Kathie Topel: Charles, if you can leave our viewers with just one thought of “The Future of Cities for 2030 and Beyond,” what would that be?
Charles Drayton: I want to show you a little something here. I like to introduce you to Pria. Pria is a robot and Pria is something that was initially designed by a company that was acquired by Stanley Black & Decker. What Pria does is she’s a pill dispensing robot, and a pill-dispensing robot can do everything from having virtual meetings with the physician to dispensing pills, to monitoring your vitals. So, if there is a spike in something, if you have AFib, she’s able to give you an early intervention and say, “Hey, this might be something that is potentially a medical emergency.” I think Pria, and things like Pria, are going to be increasingly key components of the future, and that’s from the healthcare standpoint. I did something recently that talked about this idea of senior isolation. The fact that senior homes couldn’t get visitors for a full year, I mean that lead to a mental health crisis within senior homes, and one of the ways that we talked about addressing that was through senior gaming.

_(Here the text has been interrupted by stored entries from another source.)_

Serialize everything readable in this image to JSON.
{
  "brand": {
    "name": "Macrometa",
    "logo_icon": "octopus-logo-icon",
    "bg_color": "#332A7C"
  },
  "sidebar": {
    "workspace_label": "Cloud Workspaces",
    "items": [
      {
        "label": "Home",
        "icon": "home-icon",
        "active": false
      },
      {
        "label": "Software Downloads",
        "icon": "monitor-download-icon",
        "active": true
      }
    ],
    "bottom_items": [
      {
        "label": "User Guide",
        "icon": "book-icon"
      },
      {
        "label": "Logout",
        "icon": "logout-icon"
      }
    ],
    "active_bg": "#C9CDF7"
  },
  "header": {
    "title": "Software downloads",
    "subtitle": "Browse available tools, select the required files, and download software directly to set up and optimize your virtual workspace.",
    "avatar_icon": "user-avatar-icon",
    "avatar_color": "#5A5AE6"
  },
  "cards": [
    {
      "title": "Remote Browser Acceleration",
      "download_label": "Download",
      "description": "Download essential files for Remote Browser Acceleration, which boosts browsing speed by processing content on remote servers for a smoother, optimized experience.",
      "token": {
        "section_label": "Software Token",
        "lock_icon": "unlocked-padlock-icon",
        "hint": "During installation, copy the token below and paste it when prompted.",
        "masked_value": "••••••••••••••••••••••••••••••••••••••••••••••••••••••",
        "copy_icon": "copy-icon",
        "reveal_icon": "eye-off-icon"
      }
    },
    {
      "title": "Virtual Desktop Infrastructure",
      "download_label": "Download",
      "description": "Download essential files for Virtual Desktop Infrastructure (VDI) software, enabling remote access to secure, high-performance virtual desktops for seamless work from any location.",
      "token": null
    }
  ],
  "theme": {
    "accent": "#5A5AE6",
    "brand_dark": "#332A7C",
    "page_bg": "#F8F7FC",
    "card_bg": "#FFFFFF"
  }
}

Kathie Topel: Thanks so much, Charles, for your insights here today and your participation. We truly appreciate it, and you brough us so many ideas for the future and we’re very, very excited for it. Thank you.
Joe Kornik: Thanks, Kathie, and thanks, Charles. Charles, a real rock star, brings his own visual aids with him, some real estate advice, and a little couple of jokes thrown in there for good measures. So, we always appreciate that levity, Charles. Thank you so much for your time today. We appreciate it.